A page moves from crawling (Googlebot discovers the URL) to indexing (Google reads and files what it's about) before it can ever compete in ranking. Skip either step and the page is invisible. ExpandA page moves from crawling (Googlebot discovers the URL) to indexing (Google reads and files what it's about) before it can ever compete in ranking. Skip either step and the page is invisible.

Why Google Doesn't Index Everything It Crawls

Here's the detail that trips people up: crawling a page doesn't guarantee it gets indexed.

Google can visit a page, read it, and still decide not to shelve it. This happens when the content is thin, duplicated from somewhere else, or when you've technically told Google not to index it. Low-value or duplicate content is the single biggest reason a crawled page never makes it into the index.

The fix isn't a technical trick. It's making sure every page has something genuinely unique and useful to say.
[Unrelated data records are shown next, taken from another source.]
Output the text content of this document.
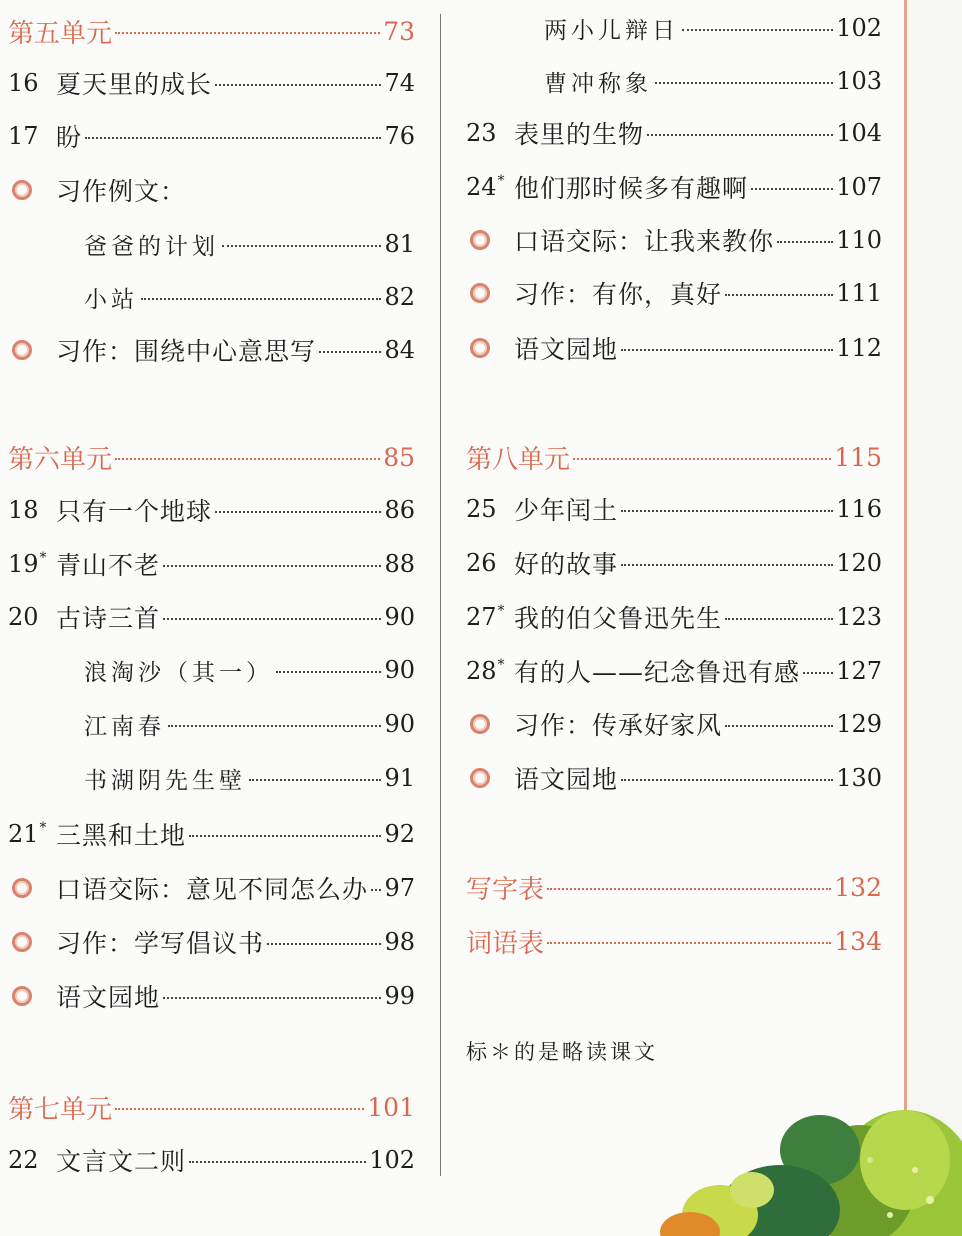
第五单元	73
16 夏天里的成长	74
17 盼	76
习作例文：
爸爸的计划	81
小站	82
习作：围绕中心意思写	84
第六单元	85
18 只有一个地球	86
19* 青山不老	88
20 古诗三首	90
浪淘沙（其一）	90
江南春	90
书湖阴先生壁	91
21* 三黑和土地	92
口语交际：意见不同怎么办 97
习作：学写倡议书	98
语文园地	99
第七单元	101
22 文言文二则	102
两小儿辩日	102
曹冲称象	103
23 表里的生物	104
24* 他们那时候多有趣啊	107
口语交际：让我来教你	110
习作：有你，真好	111
语文园地	112
第八单元	115
25 少年闰土	116
26 好的故事	120
27* 我的伯父鲁迅先生	123
28* 有的人——纪念鲁迅有感 127
习作：传承好家风	129
语文园地	130
写字表	132
词语表	134
标＊的是略读课文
Google's incentive to shelve a page comes down to whether it's worth retrieving later, and that's a content quality question before it's ever a technical one.

One Mistake That Blocks Crawling by Accident

A file called robots.txt sits at the root of every site and tells crawlers which sections they're allowed to visit. It's normal and useful, until a misconfigured line quietly blocks a whole section. The site looks fine to a human. Googlebot never even attempts the crawl, because the file politely asked it not to.

Running the site: search from the previous post and seeing far fewer pages than expected is usually the first sign of exactly this mistake, the same first hurdle a business hits if it never claims its Google Business Profile either.

Crawling gets you found. Indexing gets you understood and shelved. Neither one determines where you land on the page. That's a separate, much more competitive fight, and it's exactly what decides who gets position one versus position ten.

The Essentials

  1. Crawling is Google finding your page exists, almost always by following links from pages it already knows about. No path in means no discovery.
  2. Indexing is Google reading and cataloging what a page is about, then storing that understanding for retrieval later. An unindexed page cannot appear in search results, no matter its quality.
  3. Google can crawl a page and still choose not to index it, usually because the content is thin or duplicated. That's a content problem, not a technical one.